Ponadto dopuszczalne jest umieszczanie dokładnych informacji na temat specyfikacji sprzętu - w regulaminie nie jest podane, że szczegółowe dane odnośnie sprzętu dotyczą wyłącznie konkretnych problemów (swoją drogą wolę umieścić jak najwięcej informacji, niż być później "osądzony"o ich selektywne podawanie). Nie jest też nigdzie napisane, że ich nadmierna ilość grozi ostrzeżeniem.

 

Póki co jesteś ZWYKŁYM userem, i nie masz w tej kwestii prawie nic do gadania (oczywiście możesz wysunąć propozycję odnośnie zmiany regulaminu albo ... założyć własne forum i być w nim Panem i Władcą).

Podsumowując, zanim zaczniesz kogoś pouczać ze znajomości regulaminu, warto na początku samemu się z nim zapoznać.

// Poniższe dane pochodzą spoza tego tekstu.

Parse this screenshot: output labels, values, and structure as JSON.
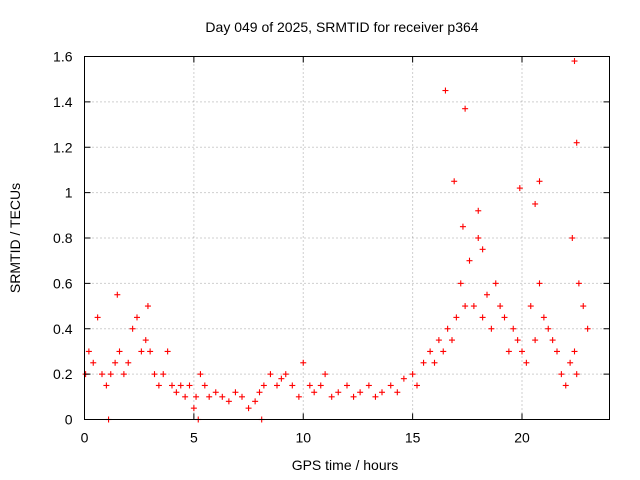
{
  "chart_data": {
    "type": "scatter",
    "title": "Day 049 of 2025, SRMTID for receiver p364",
    "xlabel": "GPS time / hours",
    "ylabel": "SRMTID / TECUs",
    "xlim": [
      0,
      24
    ],
    "ylim": [
      0,
      1.6
    ],
    "xticks": [
      0,
      5,
      10,
      15,
      20
    ],
    "xtick_labels": [
      "0",
      "5",
      "10",
      "15",
      "20"
    ],
    "yticks": [
      0,
      0.2,
      0.4,
      0.6,
      0.8,
      1.0,
      1.2,
      1.4,
      1.6
    ],
    "ytick_labels": [
      "0",
      "0.2",
      "0.4",
      "0.6",
      "0.8",
      "1",
      "1.2",
      "1.4",
      "1.6"
    ],
    "grid": true,
    "marker": "+",
    "marker_color": "#ff0000",
    "series": [
      {
        "name": "SRMTID",
        "x": [
          0.05,
          0.2,
          0.4,
          0.6,
          0.8,
          1.0,
          1.2,
          1.4,
          1.5,
          1.6,
          1.8,
          2.0,
          2.2,
          2.4,
          2.6,
          2.8,
          2.9,
          3.0,
          3.2,
          3.4,
          3.6,
          3.8,
          4.0,
          4.2,
          4.4,
          4.6,
          4.8,
          5.0,
          5.1,
          5.3,
          5.5,
          5.7,
          6.0,
          6.3,
          6.6,
          6.9,
          7.2,
          7.5,
          7.8,
          8.0,
          8.2,
          8.5,
          8.8,
          9.0,
          9.2,
          9.5,
          9.8,
          10.0,
          10.3,
          10.5,
          10.8,
          11.0,
          11.3,
          11.6,
          12.0,
          12.3,
          12.6,
          13.0,
          13.3,
          13.6,
          14.0,
          14.3,
          14.6,
          15.0,
          15.2,
          15.5,
          15.8,
          16.0,
          16.2,
          16.4,
          16.6,
          16.8,
          17.0,
          17.2,
          17.4,
          17.6,
          17.8,
          18.0,
          18.2,
          18.4,
          18.6,
          18.8,
          19.0,
          19.2,
          19.4,
          19.6,
          19.8,
          20.0,
          20.2,
          20.4,
          20.6,
          20.8,
          21.0,
          21.2,
          21.4,
          21.6,
          21.8,
          22.0,
          22.2,
          22.4,
          22.5,
          22.6,
          22.8,
          23.0,
          1.1,
          5.2,
          8.1,
          16.5,
          16.9,
          17.3,
          17.4,
          18.0,
          18.2,
          19.9,
          20.6,
          20.8,
          22.4,
          22.5,
          22.3
        ],
        "y": [
          0.2,
          0.3,
          0.25,
          0.45,
          0.2,
          0.15,
          0.2,
          0.25,
          0.55,
          0.3,
          0.2,
          0.25,
          0.4,
          0.45,
          0.3,
          0.35,
          0.5,
          0.3,
          0.2,
          0.15,
          0.2,
          0.3,
          0.15,
          0.12,
          0.15,
          0.1,
          0.15,
          0.05,
          0.1,
          0.2,
          0.15,
          0.1,
          0.12,
          0.1,
          0.08,
          0.12,
          0.1,
          0.05,
          0.08,
          0.12,
          0.15,
          0.2,
          0.15,
          0.18,
          0.2,
          0.15,
          0.1,
          0.25,
          0.15,
          0.12,
          0.15,
          0.2,
          0.1,
          0.12,
          0.15,
          0.1,
          0.12,
          0.15,
          0.1,
          0.12,
          0.15,
          0.12,
          0.18,
          0.2,
          0.15,
          0.25,
          0.3,
          0.25,
          0.35,
          0.3,
          0.4,
          0.35,
          0.45,
          0.6,
          0.5,
          0.7,
          0.5,
          0.8,
          0.45,
          0.55,
          0.4,
          0.6,
          0.5,
          0.45,
          0.3,
          0.4,
          0.35,
          0.3,
          0.25,
          0.5,
          0.35,
          0.6,
          0.45,
          0.4,
          0.35,
          0.3,
          0.2,
          0.15,
          0.25,
          0.3,
          0.2,
          0.6,
          0.5,
          0.4,
          0.0,
          0.0,
          0.0,
          1.45,
          1.05,
          0.85,
          1.37,
          0.92,
          0.75,
          1.02,
          0.95,
          1.05,
          1.58,
          1.22,
          0.8
        ]
      }
    ]
  }
}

Sorry MarekB, ale na bezpodstawne zaczepki pod adresem mojej osoby nie mogę być obojętny.

 

Pisałem już wcześniej na ten temat, ale powtórzę jeszcze raz. Odpowiadanie w utworzonych przeze mnie tematach nie jest obowiązkowe. Pomoc jest DOBROWOLNA (a więc nie ma żadnego przymusu!). Bardziej od fachowej pomocy cenię życzliwość.

 

 

@charliez

Karta graficzna sprawdzana była na komputerze znajomego. Objawy takie same jak u mnie - piski podczas uruchamiania systemu Windows. Tak więc, karta graficzna jest uszkodzona.

 

Sprawdź napięcie baterii bios

za pomocą miernika czy odpowiedniego programu - która metoda jest najlepsza ? (chciałbym wiedzieć tak na przyszłość)

 

Możliwe, że ASRockowa płyta zasila EEPROM tylko baterią, a nie jak jest uruchamiany komputer też z zasilacza.

jak można to sprawdzić ?

 

charliez, na płycie głównej, obok slotu karty graficznej zauważyłem jeden wypukły kondensator - być może to jest przyczyną wszystkich moich problemów z niestabilnym działaniem komputera ? W związku z zaistniałą sytuacją nie pozostaje mi nic innego jak oddać komputer do naprawy. Mimo wszystko dzięki za zainteresowanie tematem.

 

Ponawiam pytania:

Czy opłacalne jest oddawanie karty graficznej/płyty głównej do naprawy ? Na jakie koszty mogę się ewentualnie spodziewać ?

Odnośnik do komentarza
za pomocą miernika czy odpowiedniego programu - która metoda jest najlepsza ? (chciałbym wiedzieć tak na przyszłość)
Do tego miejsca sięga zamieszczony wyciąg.